Nabokov's "Spring in Fialta"
A lot of people consider "Spring in Fialta" the best of Nabokov's short stories; I'd be hard pressed to disagree. He is working in a difficult structure, where large portions of the narration are in the past. In between digressions to the past, barely anything happens in the present. It could be a recipe for tedium, and it is a great credit to Nabokov's skill that he keeps the reader interested.
Victor runs into Nina by chance in Fialta, a gray, dream-like scene caught between "moist air and warm rain." Both Russian emigres, both married, they have run into each other by chance throughout many cities in Europe, and have had intermittent flings when they came across each other. 

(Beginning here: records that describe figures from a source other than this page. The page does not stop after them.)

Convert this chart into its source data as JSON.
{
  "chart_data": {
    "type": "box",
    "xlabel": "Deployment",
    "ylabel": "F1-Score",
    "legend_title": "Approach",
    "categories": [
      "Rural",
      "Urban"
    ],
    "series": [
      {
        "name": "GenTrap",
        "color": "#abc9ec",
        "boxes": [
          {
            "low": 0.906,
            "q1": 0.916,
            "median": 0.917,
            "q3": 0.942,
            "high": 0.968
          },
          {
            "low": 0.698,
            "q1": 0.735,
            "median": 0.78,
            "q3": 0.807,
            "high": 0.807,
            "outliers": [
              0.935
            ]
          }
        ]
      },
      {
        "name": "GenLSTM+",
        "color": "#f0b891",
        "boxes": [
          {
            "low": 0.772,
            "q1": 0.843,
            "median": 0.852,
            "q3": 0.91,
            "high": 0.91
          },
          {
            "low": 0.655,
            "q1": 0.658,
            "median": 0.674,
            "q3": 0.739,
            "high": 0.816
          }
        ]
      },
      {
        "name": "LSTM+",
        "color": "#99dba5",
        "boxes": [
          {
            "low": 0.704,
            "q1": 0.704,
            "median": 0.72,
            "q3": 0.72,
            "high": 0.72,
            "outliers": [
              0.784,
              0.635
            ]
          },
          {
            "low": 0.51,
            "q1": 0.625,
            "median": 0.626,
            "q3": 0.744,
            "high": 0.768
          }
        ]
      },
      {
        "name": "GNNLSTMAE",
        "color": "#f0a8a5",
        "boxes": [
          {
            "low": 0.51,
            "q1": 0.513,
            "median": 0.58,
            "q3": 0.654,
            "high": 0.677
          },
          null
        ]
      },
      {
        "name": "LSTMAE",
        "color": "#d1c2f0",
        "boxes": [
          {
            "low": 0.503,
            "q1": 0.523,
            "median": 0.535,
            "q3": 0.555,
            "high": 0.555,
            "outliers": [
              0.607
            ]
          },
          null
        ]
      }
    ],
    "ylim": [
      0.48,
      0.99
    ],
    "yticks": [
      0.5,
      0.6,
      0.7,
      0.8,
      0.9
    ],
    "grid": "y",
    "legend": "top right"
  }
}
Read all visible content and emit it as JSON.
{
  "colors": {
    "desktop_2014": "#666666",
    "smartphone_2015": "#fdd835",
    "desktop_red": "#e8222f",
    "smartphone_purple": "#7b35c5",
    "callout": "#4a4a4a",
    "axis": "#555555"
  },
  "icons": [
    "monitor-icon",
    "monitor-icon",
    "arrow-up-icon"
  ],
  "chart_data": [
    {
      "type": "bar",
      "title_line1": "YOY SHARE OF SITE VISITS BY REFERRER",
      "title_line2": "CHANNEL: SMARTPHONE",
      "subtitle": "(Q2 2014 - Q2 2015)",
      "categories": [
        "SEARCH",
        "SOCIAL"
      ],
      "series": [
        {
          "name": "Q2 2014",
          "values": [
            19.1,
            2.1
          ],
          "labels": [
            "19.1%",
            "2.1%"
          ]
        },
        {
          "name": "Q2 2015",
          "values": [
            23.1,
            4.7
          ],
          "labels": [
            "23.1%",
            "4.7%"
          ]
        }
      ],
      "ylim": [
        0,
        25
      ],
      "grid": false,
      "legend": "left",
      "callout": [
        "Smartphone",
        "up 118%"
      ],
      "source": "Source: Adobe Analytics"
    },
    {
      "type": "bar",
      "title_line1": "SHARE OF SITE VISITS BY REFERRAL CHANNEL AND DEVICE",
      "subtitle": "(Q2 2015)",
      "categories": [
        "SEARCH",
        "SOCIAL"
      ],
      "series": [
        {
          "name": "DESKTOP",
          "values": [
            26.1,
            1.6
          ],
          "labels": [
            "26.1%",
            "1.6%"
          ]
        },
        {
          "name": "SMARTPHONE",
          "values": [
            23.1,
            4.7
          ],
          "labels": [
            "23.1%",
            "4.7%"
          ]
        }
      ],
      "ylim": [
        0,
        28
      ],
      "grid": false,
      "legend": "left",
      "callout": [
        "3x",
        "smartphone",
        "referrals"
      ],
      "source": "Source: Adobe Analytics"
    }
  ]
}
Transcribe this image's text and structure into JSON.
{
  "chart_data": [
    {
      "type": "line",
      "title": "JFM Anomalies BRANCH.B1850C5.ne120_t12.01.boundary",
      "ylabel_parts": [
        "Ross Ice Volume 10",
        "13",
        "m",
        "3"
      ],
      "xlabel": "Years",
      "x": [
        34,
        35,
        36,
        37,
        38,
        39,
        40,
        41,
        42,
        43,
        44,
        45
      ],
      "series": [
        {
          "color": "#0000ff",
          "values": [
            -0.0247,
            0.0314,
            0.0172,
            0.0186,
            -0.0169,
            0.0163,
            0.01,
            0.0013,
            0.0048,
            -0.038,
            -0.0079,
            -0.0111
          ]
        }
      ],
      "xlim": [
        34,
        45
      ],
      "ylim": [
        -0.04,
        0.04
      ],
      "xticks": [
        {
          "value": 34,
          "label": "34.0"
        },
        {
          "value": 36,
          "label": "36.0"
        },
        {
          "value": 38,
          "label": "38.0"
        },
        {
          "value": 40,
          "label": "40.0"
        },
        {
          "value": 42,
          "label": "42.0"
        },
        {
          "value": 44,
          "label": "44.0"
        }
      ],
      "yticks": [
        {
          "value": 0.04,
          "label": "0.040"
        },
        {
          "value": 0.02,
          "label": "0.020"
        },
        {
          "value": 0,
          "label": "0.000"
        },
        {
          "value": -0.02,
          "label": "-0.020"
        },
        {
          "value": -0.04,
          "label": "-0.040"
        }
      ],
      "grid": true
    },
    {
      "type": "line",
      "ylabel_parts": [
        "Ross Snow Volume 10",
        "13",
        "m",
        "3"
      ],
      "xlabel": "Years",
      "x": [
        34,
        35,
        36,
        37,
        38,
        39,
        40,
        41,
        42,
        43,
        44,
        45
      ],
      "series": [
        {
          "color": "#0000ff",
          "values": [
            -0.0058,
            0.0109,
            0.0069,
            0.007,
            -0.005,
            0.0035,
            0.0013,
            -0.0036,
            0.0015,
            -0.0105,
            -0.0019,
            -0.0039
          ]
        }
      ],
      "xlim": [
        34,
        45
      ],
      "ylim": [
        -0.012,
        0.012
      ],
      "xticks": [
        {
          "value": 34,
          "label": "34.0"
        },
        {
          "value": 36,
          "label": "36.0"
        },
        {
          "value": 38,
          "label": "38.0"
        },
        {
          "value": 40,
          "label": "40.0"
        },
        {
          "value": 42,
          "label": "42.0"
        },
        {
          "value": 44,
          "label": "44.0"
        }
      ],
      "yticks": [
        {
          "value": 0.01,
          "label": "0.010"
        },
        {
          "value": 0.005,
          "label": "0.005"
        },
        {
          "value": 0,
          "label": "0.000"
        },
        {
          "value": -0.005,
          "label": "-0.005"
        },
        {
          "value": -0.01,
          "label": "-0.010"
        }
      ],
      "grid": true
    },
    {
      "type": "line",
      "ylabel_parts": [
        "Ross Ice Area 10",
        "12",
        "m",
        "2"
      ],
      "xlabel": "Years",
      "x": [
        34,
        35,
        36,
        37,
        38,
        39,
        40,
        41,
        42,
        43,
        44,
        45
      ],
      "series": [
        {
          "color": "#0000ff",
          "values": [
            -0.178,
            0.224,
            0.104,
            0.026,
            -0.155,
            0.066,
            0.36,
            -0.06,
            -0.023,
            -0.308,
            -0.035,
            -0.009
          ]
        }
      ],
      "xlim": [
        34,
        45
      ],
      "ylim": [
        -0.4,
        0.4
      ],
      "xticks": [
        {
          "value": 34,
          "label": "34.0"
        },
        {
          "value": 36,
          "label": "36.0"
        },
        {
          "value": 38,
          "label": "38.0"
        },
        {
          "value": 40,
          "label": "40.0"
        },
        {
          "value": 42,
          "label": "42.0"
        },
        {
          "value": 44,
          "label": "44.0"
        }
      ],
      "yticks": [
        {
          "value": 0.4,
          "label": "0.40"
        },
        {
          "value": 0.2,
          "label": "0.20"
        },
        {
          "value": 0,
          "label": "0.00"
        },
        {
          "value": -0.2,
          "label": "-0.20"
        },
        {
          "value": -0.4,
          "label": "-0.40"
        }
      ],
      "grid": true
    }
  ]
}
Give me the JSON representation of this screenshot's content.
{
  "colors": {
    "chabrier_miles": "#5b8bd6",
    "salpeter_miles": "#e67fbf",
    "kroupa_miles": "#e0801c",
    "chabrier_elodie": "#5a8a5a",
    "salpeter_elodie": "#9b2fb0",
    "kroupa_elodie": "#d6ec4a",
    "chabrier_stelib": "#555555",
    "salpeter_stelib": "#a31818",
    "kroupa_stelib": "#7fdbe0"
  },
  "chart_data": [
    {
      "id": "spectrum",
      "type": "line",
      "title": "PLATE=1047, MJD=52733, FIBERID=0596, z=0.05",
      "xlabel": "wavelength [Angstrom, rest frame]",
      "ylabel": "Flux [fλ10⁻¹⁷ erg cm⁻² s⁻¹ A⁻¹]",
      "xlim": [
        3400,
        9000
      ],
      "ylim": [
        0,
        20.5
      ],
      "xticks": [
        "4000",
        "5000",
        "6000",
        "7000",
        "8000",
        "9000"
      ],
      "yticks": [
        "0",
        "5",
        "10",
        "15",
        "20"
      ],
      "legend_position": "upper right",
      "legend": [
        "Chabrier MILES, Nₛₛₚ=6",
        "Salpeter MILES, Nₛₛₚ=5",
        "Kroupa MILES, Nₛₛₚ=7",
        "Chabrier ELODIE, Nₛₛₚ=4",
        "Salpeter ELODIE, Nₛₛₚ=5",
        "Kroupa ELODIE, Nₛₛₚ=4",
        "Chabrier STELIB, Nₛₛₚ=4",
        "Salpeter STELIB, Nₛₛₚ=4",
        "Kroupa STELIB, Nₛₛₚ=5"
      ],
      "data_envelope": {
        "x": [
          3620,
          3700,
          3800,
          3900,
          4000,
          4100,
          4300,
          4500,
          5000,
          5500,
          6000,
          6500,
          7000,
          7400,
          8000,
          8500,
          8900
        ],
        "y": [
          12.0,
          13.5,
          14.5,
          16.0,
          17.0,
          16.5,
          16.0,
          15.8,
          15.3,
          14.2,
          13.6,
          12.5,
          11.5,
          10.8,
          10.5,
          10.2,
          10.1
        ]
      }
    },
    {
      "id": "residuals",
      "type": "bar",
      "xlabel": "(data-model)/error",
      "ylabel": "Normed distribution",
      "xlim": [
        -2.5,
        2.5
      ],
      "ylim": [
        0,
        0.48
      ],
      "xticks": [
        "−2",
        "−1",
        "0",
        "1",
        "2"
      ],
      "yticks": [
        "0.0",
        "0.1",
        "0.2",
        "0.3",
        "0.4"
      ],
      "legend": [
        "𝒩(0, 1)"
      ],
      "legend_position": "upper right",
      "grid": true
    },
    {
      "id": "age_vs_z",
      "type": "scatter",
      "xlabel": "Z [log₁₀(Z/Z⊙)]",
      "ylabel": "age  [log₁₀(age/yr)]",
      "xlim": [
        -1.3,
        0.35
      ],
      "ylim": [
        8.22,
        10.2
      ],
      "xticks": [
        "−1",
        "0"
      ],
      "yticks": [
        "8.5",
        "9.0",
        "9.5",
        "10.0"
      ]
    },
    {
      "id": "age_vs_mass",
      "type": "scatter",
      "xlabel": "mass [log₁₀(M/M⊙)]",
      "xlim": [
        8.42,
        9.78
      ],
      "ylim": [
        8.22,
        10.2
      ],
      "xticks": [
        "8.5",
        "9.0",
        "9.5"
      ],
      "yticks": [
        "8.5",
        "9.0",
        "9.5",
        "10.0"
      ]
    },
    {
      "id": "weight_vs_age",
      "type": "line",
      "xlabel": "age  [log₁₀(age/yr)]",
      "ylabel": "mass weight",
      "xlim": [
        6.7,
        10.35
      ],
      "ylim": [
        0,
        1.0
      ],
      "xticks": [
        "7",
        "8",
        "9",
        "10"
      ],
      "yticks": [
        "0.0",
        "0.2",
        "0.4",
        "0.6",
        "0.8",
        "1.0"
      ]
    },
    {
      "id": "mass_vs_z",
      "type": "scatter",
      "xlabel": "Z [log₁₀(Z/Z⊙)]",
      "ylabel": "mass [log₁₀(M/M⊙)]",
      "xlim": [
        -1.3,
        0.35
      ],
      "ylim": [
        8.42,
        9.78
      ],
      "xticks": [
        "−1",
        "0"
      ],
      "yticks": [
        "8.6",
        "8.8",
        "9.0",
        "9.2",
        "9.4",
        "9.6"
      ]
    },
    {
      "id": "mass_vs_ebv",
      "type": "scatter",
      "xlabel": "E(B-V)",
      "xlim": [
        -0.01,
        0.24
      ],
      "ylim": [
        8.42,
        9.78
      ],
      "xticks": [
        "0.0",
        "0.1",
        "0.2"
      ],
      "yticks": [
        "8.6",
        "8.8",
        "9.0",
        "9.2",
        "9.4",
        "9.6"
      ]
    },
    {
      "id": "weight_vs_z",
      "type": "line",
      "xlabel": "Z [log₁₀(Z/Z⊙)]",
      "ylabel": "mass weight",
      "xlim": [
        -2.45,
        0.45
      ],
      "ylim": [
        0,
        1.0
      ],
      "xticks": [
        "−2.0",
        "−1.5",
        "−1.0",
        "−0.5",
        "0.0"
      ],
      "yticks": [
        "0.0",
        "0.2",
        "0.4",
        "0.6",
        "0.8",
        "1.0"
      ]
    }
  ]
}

Some critics have commented that Nina is a stand-in for Nabokov's native Russia -- something he was enamored with, but, due to the Soviet takeover, could never possess. Re-reading the story, that sounds plausible -- but it wasn't the theme that first struck me.
Victor portrays Nadine as a sort of society woman. She is married to a famous writer and has various muse-like qualities, sleeps (to his apathy) with his circle of admirers, and flits glamorously around Europe. She possesses "a wonderful sunburst of kindness, a cheerful, compassionate attitude with all possible cooperation, as if woman's love were springwater...which at the least notice she ever so willingly gave anyone to drink." And yet -- she is close to nobody. What is glamorous to outsiders is superficiality to those who (should) know her.
At the climax of the story, Victor "grew apprehensive because something lovely, delicate, and unrepeatable was being wasted: something which I abused by snapping off poor bright bits in gross haste while neglecting the modest but true core..." He professes his love to her and she, in return, acts embarassed and horrified.
Victor leaves Nina and her husband, Ferdinand (a write who Victor despises), by their car. The timeline, forever shifting backwards, moves forward a few days at the conclusion:
I stood...with a freshly bought newspaper, which told me that the yellow car I had seen under the plane trees had suffered a crash beyond Fialta...a crash from which Ferdinand and his friend, those invulnerable rogues, those salamanders of fate, those basilisks of good fortune, had escaped with local and temporary injury to their scales, while Nina, in spite of her long-standing, faithful imitation of them, had turned out to be mortal."
There's a sort of grim irony at work here: by dying while the other, evil men lived, Nina proved that she was different. Still, I prefer another interpretation. Nina, for Victor, was always something not quite human -- an ephemeral beauty that flickered across his life, always going somewhere better, always with the glamor of life at the tips of her fingers. In the end, she was proven mortal. She could not commit to loving anything too deeply; she died as she lived, in perpetual transit from one place to another. At the beginning, we had been conditioned to think of Nina as a marvelous (literally, a marvel) person. Nabokov slowly shades her personality to something darker, completing the transformation with the last lines.
At least, that's the story I enjoy. Maybe it isn't the story Nabokov wrote. What can I say -- it's the one I choose to read.